“Produzir mais com o mesmo.” É este conceito, simples na formulação, complexo na essência, que está por trás da aposta em insetos para alimentação, diz Daniel Murta, professor na Egas Moniz School of Health & Science. “Os insetos são a possibilidade de nós utilizarmos recursos naturais que hoje em dia são muitas vezes desperdiçados, como subprodutos da agroindústria, e transformá-los em novas fontes nutricionais, tanto para alimentação animal como humana.”
Na Conversa Verde da VISÃO, o também fundador e CEO da EntoGreen (empresa especializada na produção de insetos para alimentação animal) recorda como, em 2011, após terminar o curso de Veterinária e quando fazia o doutoramento, procurou formas de produzir proteína de origem animal de valor acrescentado do ponto de vista nutricional e da saúde, mas com baixo impacto ambiental, “aliviando a pressão sobre o planeta”.
“Passei a olhar para o setor bioindustrial dos insetos como oportunidade de desenvolver tecnologia e de adicionar valor, de fazer a diferença. Comecei a cimentar o meu conhecimento nesta nova área. Mas não foi fácil, porque as incubadoras em Lisboa não gostavam muito do tema dos insetos.”
A vantagem dos insetos é serem muito mais eficientes na conversão de alimento do que os animais de criação que constam da nossa dieta. Por exemplo, entre a quantidade de comida que consomem e a que geram, são dez vezes mais eficientes do que as vacas. Essa vantagem estende-se também à utilização de água e à área agrícola necessária. O objetivo, porém, não é substituir as fontes de proteína convencionais. “Não é nossa intenção que as pessoas deixem de comer vaca ou outras fontes nutricionais que já têm hoje, quer seja de origem animal ou vegetal. É que as complementem”, garante.
A principal vantagem dos insetos é serem produzidos aproveitando os produtos – desperdícios da agricultura – que não são utilizados na alimentação animal nem na alimentação humana. “São produtos de origem vegetal, 100% seguros, mas que muitas vezes, por exigência dos consumidores, não acabam nas nossas mesas nem nas manjedouras dos animais.
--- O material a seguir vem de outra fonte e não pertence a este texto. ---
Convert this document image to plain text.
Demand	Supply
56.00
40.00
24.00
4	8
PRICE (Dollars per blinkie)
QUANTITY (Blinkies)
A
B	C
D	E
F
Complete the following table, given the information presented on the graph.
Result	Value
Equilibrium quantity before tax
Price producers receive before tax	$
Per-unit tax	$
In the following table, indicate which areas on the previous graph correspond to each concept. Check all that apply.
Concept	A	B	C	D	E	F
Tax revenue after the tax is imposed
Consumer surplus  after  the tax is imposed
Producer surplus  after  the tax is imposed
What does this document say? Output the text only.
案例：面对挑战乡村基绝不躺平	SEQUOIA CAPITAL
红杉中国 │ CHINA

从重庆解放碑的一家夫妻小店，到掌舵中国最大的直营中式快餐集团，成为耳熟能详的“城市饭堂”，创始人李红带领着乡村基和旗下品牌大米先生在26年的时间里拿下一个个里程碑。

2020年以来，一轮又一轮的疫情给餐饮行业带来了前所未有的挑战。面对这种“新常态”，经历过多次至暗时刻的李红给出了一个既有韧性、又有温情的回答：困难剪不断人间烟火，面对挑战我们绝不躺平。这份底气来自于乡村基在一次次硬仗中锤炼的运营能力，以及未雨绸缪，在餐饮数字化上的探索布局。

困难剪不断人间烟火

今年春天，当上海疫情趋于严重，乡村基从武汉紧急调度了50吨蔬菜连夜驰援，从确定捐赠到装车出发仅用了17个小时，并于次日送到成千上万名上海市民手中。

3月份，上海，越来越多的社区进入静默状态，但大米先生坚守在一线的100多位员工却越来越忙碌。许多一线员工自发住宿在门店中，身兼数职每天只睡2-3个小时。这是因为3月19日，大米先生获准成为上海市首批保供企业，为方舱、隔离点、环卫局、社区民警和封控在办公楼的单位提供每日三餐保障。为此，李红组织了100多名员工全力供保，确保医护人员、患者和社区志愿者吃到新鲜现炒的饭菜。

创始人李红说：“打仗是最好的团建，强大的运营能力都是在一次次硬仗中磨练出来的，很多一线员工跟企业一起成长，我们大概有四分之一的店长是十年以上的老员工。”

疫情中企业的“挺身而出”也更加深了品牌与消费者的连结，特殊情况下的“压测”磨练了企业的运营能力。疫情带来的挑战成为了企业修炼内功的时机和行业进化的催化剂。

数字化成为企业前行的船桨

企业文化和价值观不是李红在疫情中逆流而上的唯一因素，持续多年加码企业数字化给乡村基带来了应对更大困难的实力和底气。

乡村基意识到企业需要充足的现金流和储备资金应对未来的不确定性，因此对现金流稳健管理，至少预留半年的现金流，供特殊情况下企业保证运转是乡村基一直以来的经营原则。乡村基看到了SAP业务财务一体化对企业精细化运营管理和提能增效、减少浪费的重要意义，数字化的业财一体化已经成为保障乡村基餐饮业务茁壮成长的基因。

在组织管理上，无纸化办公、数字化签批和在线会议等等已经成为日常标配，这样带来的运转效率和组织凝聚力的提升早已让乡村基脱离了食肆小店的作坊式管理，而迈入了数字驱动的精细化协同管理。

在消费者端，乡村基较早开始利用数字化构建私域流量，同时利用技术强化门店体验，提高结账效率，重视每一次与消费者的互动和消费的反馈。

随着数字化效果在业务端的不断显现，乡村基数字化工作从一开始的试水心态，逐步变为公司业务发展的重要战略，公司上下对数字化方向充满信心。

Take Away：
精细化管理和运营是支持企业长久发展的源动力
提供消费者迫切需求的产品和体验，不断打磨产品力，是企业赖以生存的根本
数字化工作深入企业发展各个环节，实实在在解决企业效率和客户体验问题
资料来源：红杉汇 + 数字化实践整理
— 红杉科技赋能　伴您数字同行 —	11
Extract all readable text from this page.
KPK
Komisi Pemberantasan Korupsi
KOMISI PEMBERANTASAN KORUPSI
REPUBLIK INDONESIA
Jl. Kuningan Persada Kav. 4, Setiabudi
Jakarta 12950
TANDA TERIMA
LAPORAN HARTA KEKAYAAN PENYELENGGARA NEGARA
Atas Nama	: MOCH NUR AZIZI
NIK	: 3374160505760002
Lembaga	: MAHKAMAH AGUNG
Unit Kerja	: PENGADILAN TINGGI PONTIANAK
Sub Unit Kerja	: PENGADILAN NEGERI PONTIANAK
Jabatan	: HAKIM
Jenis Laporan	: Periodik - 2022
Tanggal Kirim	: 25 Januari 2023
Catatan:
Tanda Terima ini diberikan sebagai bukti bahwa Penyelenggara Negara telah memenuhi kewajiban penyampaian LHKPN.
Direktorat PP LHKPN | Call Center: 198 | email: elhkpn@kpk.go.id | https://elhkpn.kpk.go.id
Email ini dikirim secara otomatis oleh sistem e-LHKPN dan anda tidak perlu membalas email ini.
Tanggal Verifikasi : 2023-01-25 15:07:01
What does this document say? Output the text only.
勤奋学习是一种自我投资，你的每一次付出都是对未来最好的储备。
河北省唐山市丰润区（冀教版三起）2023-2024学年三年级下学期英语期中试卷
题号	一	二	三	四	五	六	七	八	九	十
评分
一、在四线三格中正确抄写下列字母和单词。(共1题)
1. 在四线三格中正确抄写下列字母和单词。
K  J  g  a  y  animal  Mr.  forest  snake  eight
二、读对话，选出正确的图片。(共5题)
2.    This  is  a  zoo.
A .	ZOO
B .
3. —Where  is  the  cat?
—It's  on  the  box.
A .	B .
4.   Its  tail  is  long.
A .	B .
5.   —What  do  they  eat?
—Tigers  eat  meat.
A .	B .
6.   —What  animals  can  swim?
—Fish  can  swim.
Estamos a falar de talos de brócolos, couves ou cebolas que não têm a aparência certa, ou até mesmo bagaço de azeitona. São produtos descartados aos milhares de toneladas por ano, que acabam em aterro ou em compostagem.” O empresário não vê os insetos como um produto, mas como uma ferramenta, que transforma um passivo ambiental num ativo.
A Entogreen, para já, está focada apenas na ração animal. Ou seja, a farinha de inseto produzida na sua fábrica é uma proteína intermediária, no caso dos animais de produção, incluindo peixe de aquacultura. Daniel Murta, no entanto, enfatiza que os insetos são uma excelente alternativa proteica e com baixo impacto ambiental para animais de estimação. Um estudo publicado na revista científica PLOS One conclui que a produção de carne para alimentar os 163 milhões de cães e gatos nos EUA emite 64 milhões de toneladas de gases com efeito de estufa – três vezes mais do que os automóveis em circulação em Portugal. “A mágica dos insetos não está só em ser uma fonte proteica alternativa a jusante da cadeia de valor – ajudam também a resolver problemas a montante.”
O próximo passo será introduzir os insetos na alimentação humana, sempre sob a forma de farinha. “Os insetos são um ingrediente ou fonte de matéria-prima como qualquer outro”, sublinha. “Quando compramos uma bolacha, não a escolhemos por ter um determinado trigo. Vamos procurar se ela tem o sabor ou a consistência que queremos ou se tem benefícios concretos. A maneira como vemos os insetos a entrarem na alimentação humana é por serem, acima de tudo, uma fonte saudável, contribuírem para um equilíbrio de nutrientes interessante e serem sustentáveis. Farinha de inseto é um ingrediente, só por si, com valor útil. Há muitas outras proteínas no mercado, mas não há muitas com as vantagens que as farinhas de inseto atribuem aos produtos para a alimentação animal e humana.”